Resolving moral injury: dealing with fallout from the war in Afghanistan

By CH (Maj.) Stephan BuchananOctober 4, 2021

CH (Maj.) Stephan Buchanan, a chaplain and the deputy chief of the Department of Ministry & Pastoral Care at Madigan Army Medical Center, is part of a team that is ready to welcome anyone seeking support. The DMPC office is in the hallway behind...
CH (Maj.) Stephan Buchanan, a chaplain and the deputy chief of the Department of Ministry & Pastoral Care at Madigan Army Medical Center, is part of a team that is ready to welcome anyone seeking support. The DMPC office is in the hallway behind the chapel on the first floor of the hospital tower. Buchanan deployed to both Afghanistan and Iraq in the late 2000’s. Like all chaplains who work in a hospital, he has completed the year-long training called clinical pastoral education. U.S. Army photo taken September 9, by Kirstin Grace-Simons. (Photo Credit: U.S. Army) VIEW ORIGINAL

MADIGAN ARMY MEDICAL CENTER, Joint Base Lewis-McChord, Wash. – I deployed for 15 months in 2008 and 2009. While there, traveling throughout the battle space, I relied on local nationals and interpreters to get me in; I don’t speak Pashto or Dari. In exchange for that, we told them – not just me – we told them, that after doing this, you can come to America. Fast forward over a decade later, we withdraw. No one that I know personally, but nonetheless, local nationals who helped Americans, who were given that same promise, are left behind. You hear stories of the Taliban executing them. So, with that, many service members, me included, feel a sense of guilt with that and what do we call that? We call that moral injury.

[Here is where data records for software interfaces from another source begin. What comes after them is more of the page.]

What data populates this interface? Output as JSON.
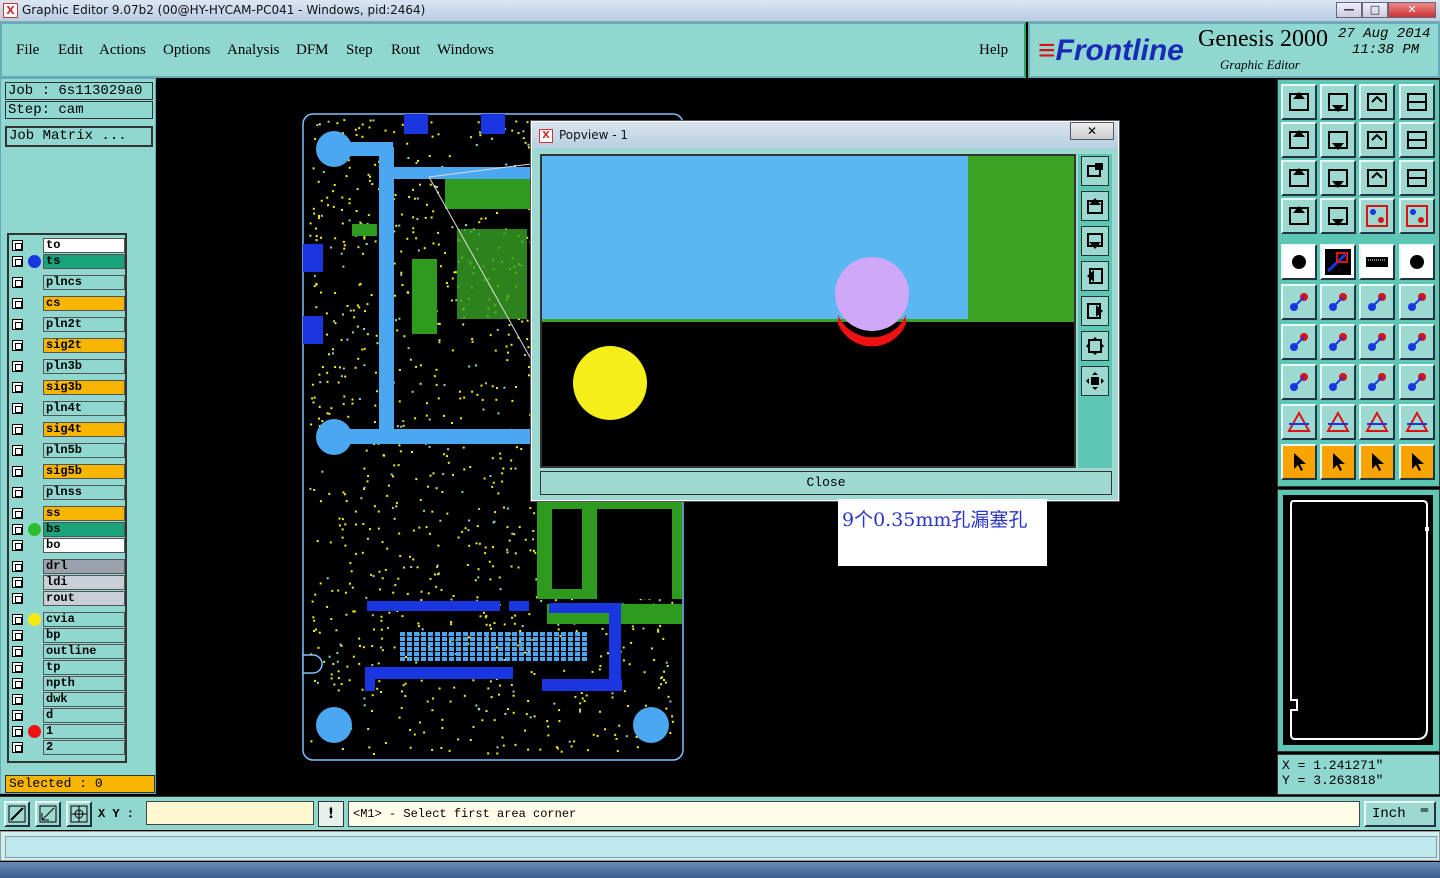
{
  "window": {
    "title": "Graphic Editor 9.07b2 (00@HY-HYCAM-PC041 - Windows, pid:2464)",
    "minimize": "—",
    "maximize": "□",
    "close": "✕"
  },
  "menu": {
    "file": "File",
    "edit": "Edit",
    "actions": "Actions",
    "options": "Options",
    "analysis": "Analysis",
    "dfm": "DFM",
    "step": "Step",
    "rout": "Rout",
    "windows": "Windows",
    "help": "Help"
  },
  "brand": {
    "logo": "Frontline",
    "product": "Genesis 2000",
    "subtitle": "Graphic Editor",
    "date": "27 Aug 2014",
    "time": "11:38 PM"
  },
  "job": {
    "job_line": "Job : 6s113029a0",
    "step_line": "Step: cam",
    "matrix_button": "Job Matrix ..."
  },
  "layers": [
    {
      "name": "to",
      "color": "#ffffff",
      "dot": ""
    },
    {
      "name": "ts",
      "color": "#1aa37a",
      "dot": "#1a36e0"
    },
    {
      "name": "plncs",
      "color": "#8fd7cf",
      "dot": ""
    },
    {
      "name": "cs",
      "color": "#f7b500",
      "dot": ""
    },
    {
      "name": "pln2t",
      "color": "#8fd7cf",
      "dot": ""
    },
    {
      "name": "sig2t",
      "color": "#f7b500",
      "dot": ""
    },
    {
      "name": "pln3b",
      "color": "#8fd7cf",
      "dot": ""
    },
    {
      "name": "sig3b",
      "color": "#f7b500",
      "dot": ""
    },
    {
      "name": "pln4t",
      "color": "#8fd7cf",
      "dot": ""
    },
    {
      "name": "sig4t",
      "color": "#f7b500",
      "dot": ""
    },
    {
      "name": "pln5b",
      "color": "#8fd7cf",
      "dot": ""
    },
    {
      "name": "sig5b",
      "color": "#f7b500",
      "dot": ""
    },
    {
      "name": "plnss",
      "color": "#8fd7cf",
      "dot": ""
    },
    {
      "name": "ss",
      "color": "#f7b500",
      "dot": ""
    },
    {
      "name": "bs",
      "color": "#1aa37a",
      "dot": "#2bbd2b"
    },
    {
      "name": "bo",
      "color": "#ffffff",
      "dot": ""
    },
    {
      "name": "drl",
      "color": "#9aa3ad",
      "dot": ""
    },
    {
      "name": "ldi",
      "color": "#c9cfd6",
      "dot": ""
    },
    {
      "name": "rout",
      "color": "#c9cfd6",
      "dot": ""
    },
    {
      "name": "cvia",
      "color": "#8fd7cf",
      "dot": "#f5ea10"
    },
    {
      "name": "bp",
      "color": "#8fd7cf",
      "dot": ""
    },
    {
      "name": "outline",
      "color": "#8fd7cf",
      "dot": ""
    },
    {
      "name": "tp",
      "color": "#8fd7cf",
      "dot": ""
    },
    {
      "name": "npth",
      "color": "#8fd7cf",
      "dot": ""
    },
    {
      "name": "dwk",
      "color": "#8fd7cf",
      "dot": ""
    },
    {
      "name": "d",
      "color": "#8fd7cf",
      "dot": ""
    },
    {
      "name": "1",
      "color": "#8fd7cf",
      "dot": "#ee1111"
    },
    {
      "name": "2",
      "color": "#8fd7cf",
      "dot": ""
    }
  ],
  "selected": "Selected : 0",
  "popview": {
    "title": "Popview - 1",
    "close_x": "✕",
    "close_button": "Close"
  },
  "note": "9个0.35mm孔漏塞孔",
  "coords": {
    "x": "X = 1.241271\"",
    "y": "Y = 3.263818\""
  },
  "bottom": {
    "xy_label": "X Y :",
    "xy_value": "",
    "bang": "!",
    "prompt": "<M1> - Select first area corner",
    "units": "Inch",
    "units_arrow": "═"
  }
}
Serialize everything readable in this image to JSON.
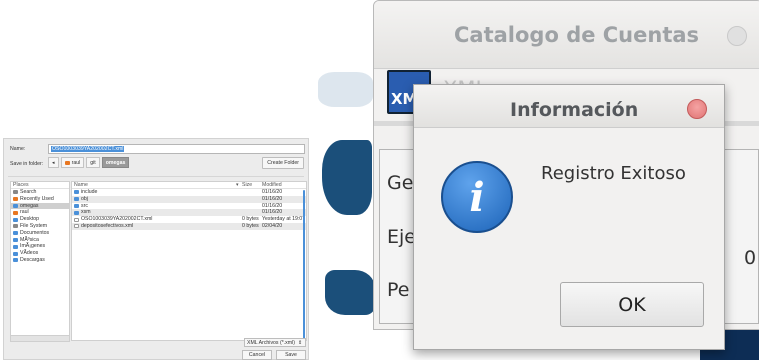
{
  "file_chooser": {
    "name_label": "Name:",
    "name_value": "OSO1003039YA202002CT.xml",
    "folder_label": "Save in folder:",
    "path": [
      {
        "label": "◂",
        "active": false
      },
      {
        "label": "raul",
        "active": false
      },
      {
        "label": "git",
        "active": false
      },
      {
        "label": "omegas",
        "active": true
      }
    ],
    "create_folder": "Create Folder",
    "places_header": "Places",
    "places": [
      {
        "label": "Search",
        "icon": "search-icon"
      },
      {
        "label": "Recently Used",
        "icon": "clock-icon"
      },
      {
        "label": "omegas",
        "icon": "folder-icon"
      },
      {
        "label": "raul",
        "icon": "home-icon"
      },
      {
        "label": "Desktop",
        "icon": "folder-icon"
      },
      {
        "label": "File System",
        "icon": "drive-icon"
      },
      {
        "label": "Documentos",
        "icon": "folder-icon"
      },
      {
        "label": "MÃºsica",
        "icon": "folder-icon"
      },
      {
        "label": "ImÃ¡genes",
        "icon": "folder-icon"
      },
      {
        "label": "VÃ­deos",
        "icon": "folder-icon"
      },
      {
        "label": "Descargas",
        "icon": "folder-icon"
      }
    ],
    "columns": {
      "name": "Name",
      "size": "Size",
      "modified": "Modified"
    },
    "files": [
      {
        "name": "include",
        "size": "",
        "modified": "01/16/20",
        "icon": "folder-icon"
      },
      {
        "name": "obj",
        "size": "",
        "modified": "01/16/20",
        "icon": "folder-icon"
      },
      {
        "name": "src",
        "size": "",
        "modified": "01/16/20",
        "icon": "folder-icon"
      },
      {
        "name": "xsm",
        "size": "",
        "modified": "01/16/20",
        "icon": "folder-icon"
      },
      {
        "name": "OSO1003039YA202002CT.xml",
        "size": "0 bytes",
        "modified": "Yesterday at 19:07",
        "icon": "file-icon"
      },
      {
        "name": "depositosefectivos.xml",
        "size": "0 bytes",
        "modified": "02/04/20",
        "icon": "file-icon"
      }
    ],
    "filter": "XML Archivos (*.xml)",
    "cancel": "Cancel",
    "save": "Save"
  },
  "catalogo": {
    "title": "Catalogo de Cuentas",
    "xml_icon_text": "XML",
    "xml_label": "XML",
    "label_1": "Ge",
    "label_2": "Eje",
    "label_3": "Pe",
    "value_2": "0"
  },
  "dialog": {
    "title": "Información",
    "message": "Registro Exitoso",
    "ok": "OK"
  },
  "colors": {
    "accent": "#4a90d9",
    "info_blue": "#1c63b8",
    "close_red": "#e07474"
  }
}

What is moral injury? The damage done to one’s conscience or moral compass when a person perpetrates or witnesses or fails to prevent acts that transgress against one’s own moral fiber or ethical code of conduct or values. So, we make a promise – we will make your life better, you can come to America – and not only is that broken, but you and your family very well could die for doing this.

What are some examples of things that can cause moral injury?

- Using deadly force in combat or while in combat causing the harm or death of civilians or women and children.

- Giving orders in combat that result in the death of a service member, someone that’s under your charge.

- Freezing with fear, because combat is a scary place and you never know what you’re going to do – no one does. Freezing with fear and failing to provide medical help to a person to the left or right and maybe they die.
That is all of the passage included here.